Today was a long travel day, the first flight took us across the Gulf of Oman into Pakistani airspace and then onto Ahmedabad, India, where we cleared customs and re-fueled. This was the India method: slow, multiple paper forms (remember carbon paper?), repetitive (scanned luggage in and out), and ended up a 3 hour stop.
One highlight of this first flight came when the jet in our group had a moment of concern with Pakistan ATC. Pakistan ATC: “Sir, we have no clearance for you to enter India. Please turn around and go to Oman.” Jet Pilot: “Um, say again?” Pakistan ATC: “Sir, turn around and return to Muscat, Oman.” After a long pause…..Jet Pilot: “We cannot turn around. If we do, we will not have enought fuel to make it back to Oman. We will land in the ocean.” Of course our director solved this dilemma: thanks to the use of his satellite phone, awakening his colleague in USA and managing the conflict with logistics by obtaining the proper permit number. Once Pakistan ATC was given the permit number, he cleared them to enter India.
Next: Agra (planned 1 1/2 hour flight 380 NM) became a two hour flight at about 500 + NM. The thrill of darkness approaching, dodging storm clouds that exhibited electrical activity and the difficulty of getting ATC (air-traffic control) to acknowledge and clear us to decend morphed into a STRESSFUL experience. Tom’s aviator skills and decision making brought us through landing in darkness. Once our fourth airplane landed: Praise God and “It’s Miller Time!!” Or in India, Kingfisher time!

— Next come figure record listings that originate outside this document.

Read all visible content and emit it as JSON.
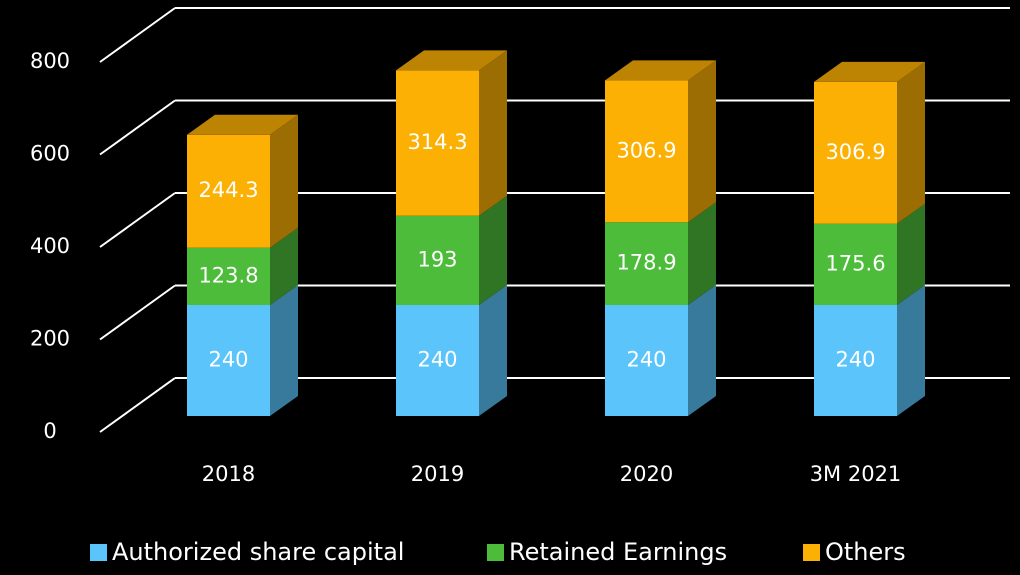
{
  "chart_data": {
    "type": "bar3d_stacked",
    "categories": [
      "2018",
      "2019",
      "2020",
      "3M 2021"
    ],
    "series": [
      {
        "name": "Authorized share  capital",
        "color": "#5bc5fb",
        "values": [
          240,
          240,
          240,
          240
        ]
      },
      {
        "name": "Retained Earnings",
        "color": "#4cbc3a",
        "values": [
          123.8,
          193,
          178.9,
          175.6
        ]
      },
      {
        "name": "Others",
        "color": "#fbb003",
        "values": [
          244.3,
          314.3,
          306.9,
          306.9
        ]
      }
    ],
    "ylim": [
      0,
      800
    ],
    "yticks": [
      0,
      200,
      400,
      600,
      800
    ],
    "grid": true,
    "legend": "bottom"
  }
}
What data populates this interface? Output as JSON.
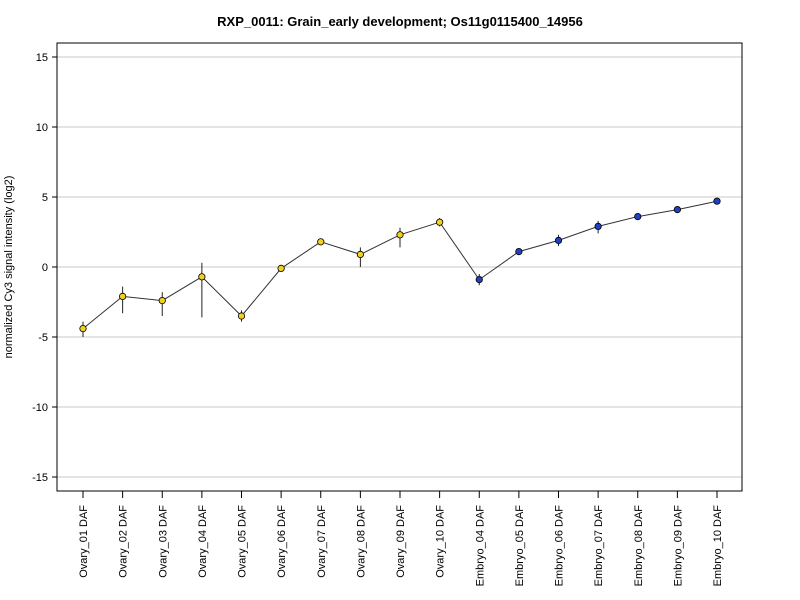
{
  "chart_data": {
    "type": "line",
    "title": "RXP_0011: Grain_early development; Os11g0115400_14956",
    "xlabel": "",
    "ylabel": "normalized Cy3 signal intensity (log2)",
    "ylim": [
      -16,
      16
    ],
    "yticks": [
      -15,
      -10,
      -5,
      0,
      5,
      10,
      15
    ],
    "ytick_labels": [
      "-15",
      "-10",
      "-5",
      "0",
      "5",
      "10",
      "15"
    ],
    "grid": "horizontal",
    "categories": [
      "Ovary_01 DAF",
      "Ovary_02 DAF",
      "Ovary_03 DAF",
      "Ovary_04 DAF",
      "Ovary_05 DAF",
      "Ovary_06 DAF",
      "Ovary_07 DAF",
      "Ovary_08 DAF",
      "Ovary_09 DAF",
      "Ovary_10 DAF",
      "Embryo_04 DAF",
      "Embryo_05 DAF",
      "Embryo_06 DAF",
      "Embryo_07 DAF",
      "Embryo_08 DAF",
      "Embryo_09 DAF",
      "Embryo_10 DAF"
    ],
    "values": [
      -4.4,
      -2.1,
      -2.4,
      -0.7,
      -3.5,
      -0.1,
      1.8,
      0.9,
      2.3,
      3.2,
      -0.9,
      1.1,
      1.9,
      2.9,
      3.6,
      4.1,
      4.7
    ],
    "error_low": [
      -5.0,
      -3.3,
      -3.5,
      -3.6,
      -3.9,
      -0.3,
      1.6,
      0.0,
      1.4,
      2.9,
      -1.3,
      1.0,
      1.5,
      2.4,
      3.5,
      4.0,
      4.6
    ],
    "error_high": [
      -3.9,
      -1.4,
      -1.8,
      0.3,
      -3.1,
      0.1,
      2.0,
      1.4,
      2.8,
      3.5,
      -0.5,
      1.2,
      2.3,
      3.3,
      3.7,
      4.2,
      4.8
    ],
    "point_colors": [
      "#f0d020",
      "#f0d020",
      "#f0d020",
      "#f0d020",
      "#f0d020",
      "#f0d020",
      "#f0d020",
      "#f0d020",
      "#f0d020",
      "#f0d020",
      "#2040c0",
      "#2040c0",
      "#2040c0",
      "#2040c0",
      "#2040c0",
      "#2040c0",
      "#2040c0"
    ],
    "colors": {
      "ovary": "#f0d020",
      "embryo": "#2040c0",
      "line": "#333333",
      "grid": "#c8c8c8",
      "axis": "#000000"
    }
  }
}
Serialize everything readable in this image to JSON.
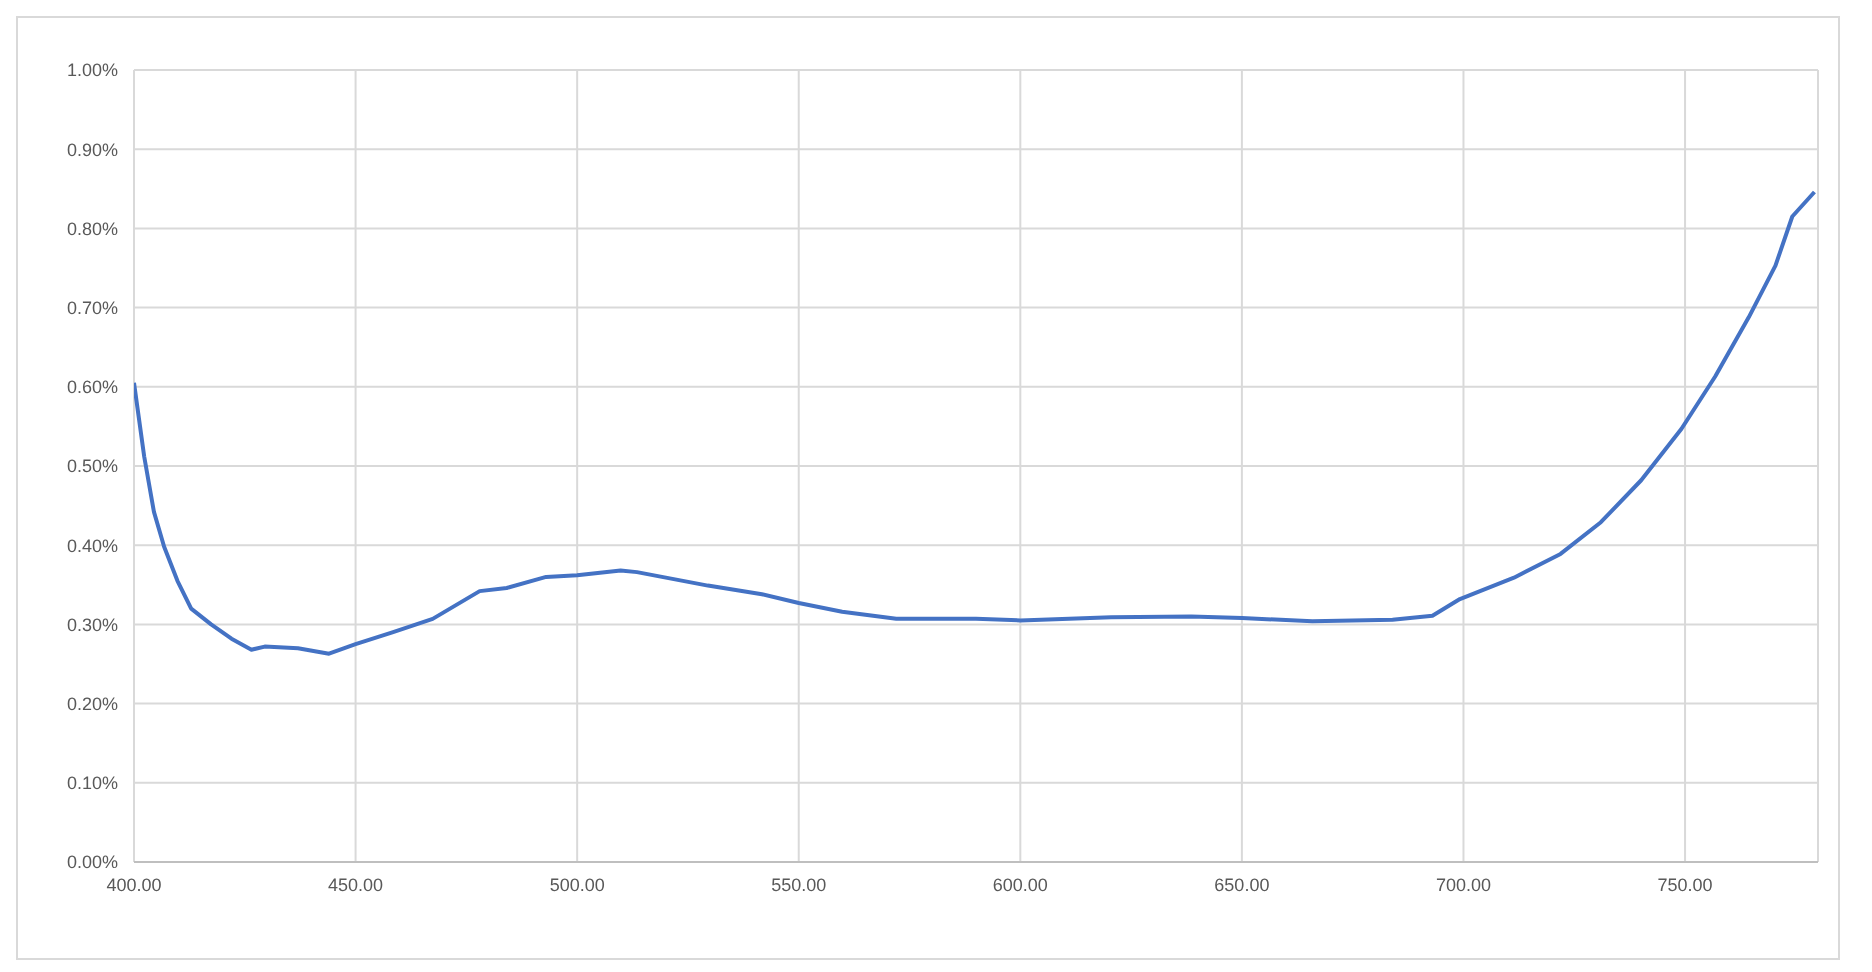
{
  "chart_data": {
    "type": "line",
    "x": [
      400,
      402.3,
      404.5,
      406.8,
      409.8,
      412.9,
      417.4,
      422,
      426.5,
      429.5,
      437,
      444,
      450,
      458.3,
      467.4,
      478,
      484.1,
      493,
      500,
      509.8,
      513.5,
      529.5,
      541.7,
      550,
      559.8,
      572,
      590,
      600,
      620.5,
      638.6,
      650,
      665.9,
      684,
      693,
      699.2,
      711.4,
      721.9,
      731,
      740.1,
      749.2,
      756.8,
      764.4,
      770.4,
      774.2,
      779.2
    ],
    "series": [
      {
        "color": "#4472c4",
        "values": [
          0.605,
          0.512,
          0.442,
          0.398,
          0.355,
          0.32,
          0.3,
          0.282,
          0.268,
          0.272,
          0.27,
          0.263,
          0.275,
          0.29,
          0.307,
          0.342,
          0.346,
          0.36,
          0.362,
          0.368,
          0.366,
          0.349,
          0.338,
          0.327,
          0.316,
          0.307,
          0.307,
          0.305,
          0.309,
          0.31,
          0.308,
          0.304,
          0.306,
          0.311,
          0.332,
          0.359,
          0.389,
          0.429,
          0.482,
          0.547,
          0.613,
          0.688,
          0.753,
          0.815,
          0.846
        ]
      }
    ],
    "xlim": [
      400,
      780
    ],
    "xticks": [
      {
        "value": 400,
        "label": "400.00"
      },
      {
        "value": 450,
        "label": "450.00"
      },
      {
        "value": 500,
        "label": "500.00"
      },
      {
        "value": 550,
        "label": "550.00"
      },
      {
        "value": 600,
        "label": "600.00"
      },
      {
        "value": 650,
        "label": "650.00"
      },
      {
        "value": 700,
        "label": "700.00"
      },
      {
        "value": 750,
        "label": "750.00"
      }
    ],
    "ylim": [
      0,
      1
    ],
    "yticks": [
      {
        "value": 0,
        "label": "0.00%"
      },
      {
        "value": 0.1,
        "label": "0.10%"
      },
      {
        "value": 0.2,
        "label": "0.20%"
      },
      {
        "value": 0.3,
        "label": "0.30%"
      },
      {
        "value": 0.4,
        "label": "0.40%"
      },
      {
        "value": 0.5,
        "label": "0.50%"
      },
      {
        "value": 0.6,
        "label": "0.60%"
      },
      {
        "value": 0.7,
        "label": "0.70%"
      },
      {
        "value": 0.8,
        "label": "0.80%"
      },
      {
        "value": 0.9,
        "label": "0.90%"
      },
      {
        "value": 1,
        "label": "1.00%"
      }
    ],
    "grid": true,
    "marker": "none",
    "line_style": "solid"
  }
}
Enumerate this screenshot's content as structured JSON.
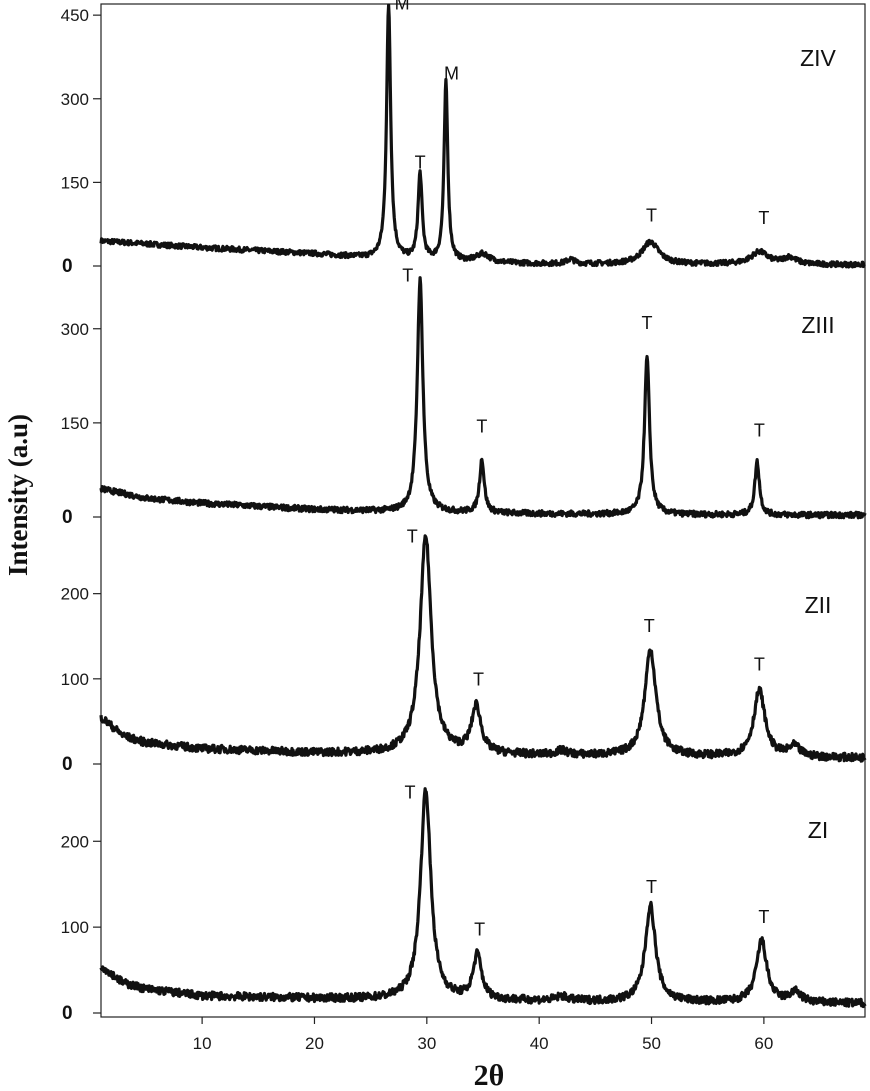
{
  "chart_data": {
    "type": "line",
    "title": "",
    "xlabel": "2θ",
    "ylabel": "Intensity (a.u)",
    "xlim": [
      1,
      69
    ],
    "x_ticks": [
      "10",
      "20",
      "30",
      "40",
      "50",
      "60"
    ],
    "series_color": "#111111",
    "panels": [
      {
        "name": "ZIV",
        "ylim": [
          0,
          470
        ],
        "y_ticks": [
          {
            "value": 0,
            "label": "0"
          },
          {
            "value": 150,
            "label": "150"
          },
          {
            "value": 300,
            "label": "300"
          },
          {
            "value": 450,
            "label": "450"
          }
        ],
        "baseline": [
          [
            1,
            45
          ],
          [
            10,
            33
          ],
          [
            20,
            22
          ],
          [
            25,
            14
          ],
          [
            27,
            12
          ],
          [
            30,
            8
          ],
          [
            40,
            4
          ],
          [
            50,
            3
          ],
          [
            60,
            3
          ],
          [
            69,
            2
          ]
        ],
        "peaks": [
          {
            "x": 26.6,
            "height": 455,
            "width": 0.22
          },
          {
            "x": 29.4,
            "height": 155,
            "width": 0.22
          },
          {
            "x": 31.7,
            "height": 320,
            "width": 0.2
          },
          {
            "x": 35.0,
            "height": 15,
            "width": 0.7
          },
          {
            "x": 42.8,
            "height": 8,
            "width": 0.4
          },
          {
            "x": 49.9,
            "height": 40,
            "width": 0.9
          },
          {
            "x": 59.6,
            "height": 22,
            "width": 0.9
          },
          {
            "x": 62.3,
            "height": 12,
            "width": 0.7
          }
        ],
        "peak_labels": [
          {
            "x": 27.8,
            "y": 460,
            "text": "M"
          },
          {
            "x": 29.4,
            "y": 175,
            "text": "T"
          },
          {
            "x": 32.2,
            "y": 335,
            "text": "M"
          },
          {
            "x": 50.0,
            "y": 80,
            "text": "T"
          },
          {
            "x": 60.0,
            "y": 75,
            "text": "T"
          }
        ]
      },
      {
        "name": "ZIII",
        "ylim": [
          0,
          400
        ],
        "y_ticks": [
          {
            "value": 0,
            "label": "0"
          },
          {
            "value": 150,
            "label": "150"
          },
          {
            "value": 300,
            "label": "300"
          }
        ],
        "baseline": [
          [
            1,
            45
          ],
          [
            5,
            30
          ],
          [
            10,
            22
          ],
          [
            20,
            12
          ],
          [
            28,
            8
          ],
          [
            40,
            5
          ],
          [
            50,
            4
          ],
          [
            60,
            3
          ],
          [
            69,
            3
          ]
        ],
        "peaks": [
          {
            "x": 29.4,
            "height": 370,
            "width": 0.3
          },
          {
            "x": 34.9,
            "height": 85,
            "width": 0.25
          },
          {
            "x": 49.6,
            "height": 250,
            "width": 0.27
          },
          {
            "x": 59.4,
            "height": 85,
            "width": 0.25
          }
        ],
        "peak_labels": [
          {
            "x": 28.3,
            "y": 375,
            "text": "T"
          },
          {
            "x": 34.9,
            "y": 135,
            "text": "T"
          },
          {
            "x": 49.6,
            "y": 300,
            "text": "T"
          },
          {
            "x": 59.6,
            "y": 128,
            "text": "T"
          }
        ]
      },
      {
        "name": "ZII",
        "ylim": [
          0,
          290
        ],
        "y_ticks": [
          {
            "value": 0,
            "label": "0"
          },
          {
            "value": 100,
            "label": "100"
          },
          {
            "value": 200,
            "label": "200"
          }
        ],
        "baseline": [
          [
            1,
            55
          ],
          [
            3,
            33
          ],
          [
            5,
            25
          ],
          [
            10,
            18
          ],
          [
            20,
            13
          ],
          [
            30,
            12
          ],
          [
            40,
            10
          ],
          [
            50,
            9
          ],
          [
            60,
            8
          ],
          [
            69,
            7
          ]
        ],
        "peaks": [
          {
            "x": 29.9,
            "height": 255,
            "width": 0.6
          },
          {
            "x": 34.4,
            "height": 55,
            "width": 0.5
          },
          {
            "x": 42.0,
            "height": 5,
            "width": 0.6
          },
          {
            "x": 49.9,
            "height": 125,
            "width": 0.6
          },
          {
            "x": 59.6,
            "height": 78,
            "width": 0.6
          },
          {
            "x": 62.7,
            "height": 12,
            "width": 0.6
          }
        ],
        "peak_labels": [
          {
            "x": 28.7,
            "y": 260,
            "text": "T"
          },
          {
            "x": 34.6,
            "y": 92,
            "text": "T"
          },
          {
            "x": 49.8,
            "y": 155,
            "text": "T"
          },
          {
            "x": 59.6,
            "y": 110,
            "text": "T"
          }
        ]
      },
      {
        "name": "ZI",
        "ylim": [
          0,
          290
        ],
        "y_ticks": [
          {
            "value": 0,
            "label": "0"
          },
          {
            "value": 100,
            "label": "100"
          },
          {
            "value": 200,
            "label": "200"
          }
        ],
        "baseline": [
          [
            1,
            55
          ],
          [
            3,
            35
          ],
          [
            5,
            28
          ],
          [
            10,
            20
          ],
          [
            20,
            17
          ],
          [
            30,
            15
          ],
          [
            40,
            14
          ],
          [
            50,
            13
          ],
          [
            60,
            12
          ],
          [
            69,
            11
          ]
        ],
        "peaks": [
          {
            "x": 29.9,
            "height": 245,
            "width": 0.55
          },
          {
            "x": 34.5,
            "height": 52,
            "width": 0.45
          },
          {
            "x": 42.0,
            "height": 5,
            "width": 0.6
          },
          {
            "x": 49.9,
            "height": 112,
            "width": 0.55
          },
          {
            "x": 59.8,
            "height": 72,
            "width": 0.55
          },
          {
            "x": 62.8,
            "height": 12,
            "width": 0.6
          }
        ],
        "peak_labels": [
          {
            "x": 28.5,
            "y": 250,
            "text": "T"
          },
          {
            "x": 34.7,
            "y": 90,
            "text": "T"
          },
          {
            "x": 50.0,
            "y": 140,
            "text": "T"
          },
          {
            "x": 60.0,
            "y": 105,
            "text": "T"
          }
        ]
      }
    ]
  }
}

Our transfer to The Hotel Oberoi Amarvilas was an experience not to be believed! About 9 PM we were transferred via white Audi SUV and introduced to India’s night life. Following extreme daytime heat of 106 degrees the locals were ready to socialize after sundown in cooler 100 degrees. This wedding season in India: we passed four wedding processions including marching bands, 8-12 men carrying large decorated lanterns and multiple cheering, dancing participants. Tiny cars (“Tuk-Tuks) or auto-rikshaw, bicycles of all kinds (some with flatbed cargo capacity) and motor bikes filled the streets. Every moblilty was loaded with twice as many people or items than it was designed. Navigating the streets requires experience, our driver says three things are needed: good horn, good brakes and good luck! Animals everywhere: cows and monkeys (held as sacred); goats, dogs and even a random pig or two!
Our hotel: The Oberoi Amarvilas was a welcomed oasis from the hustle and bustle of the day. All of the Indian hosts were the most gracious and welcoming with bows and peaceful calm.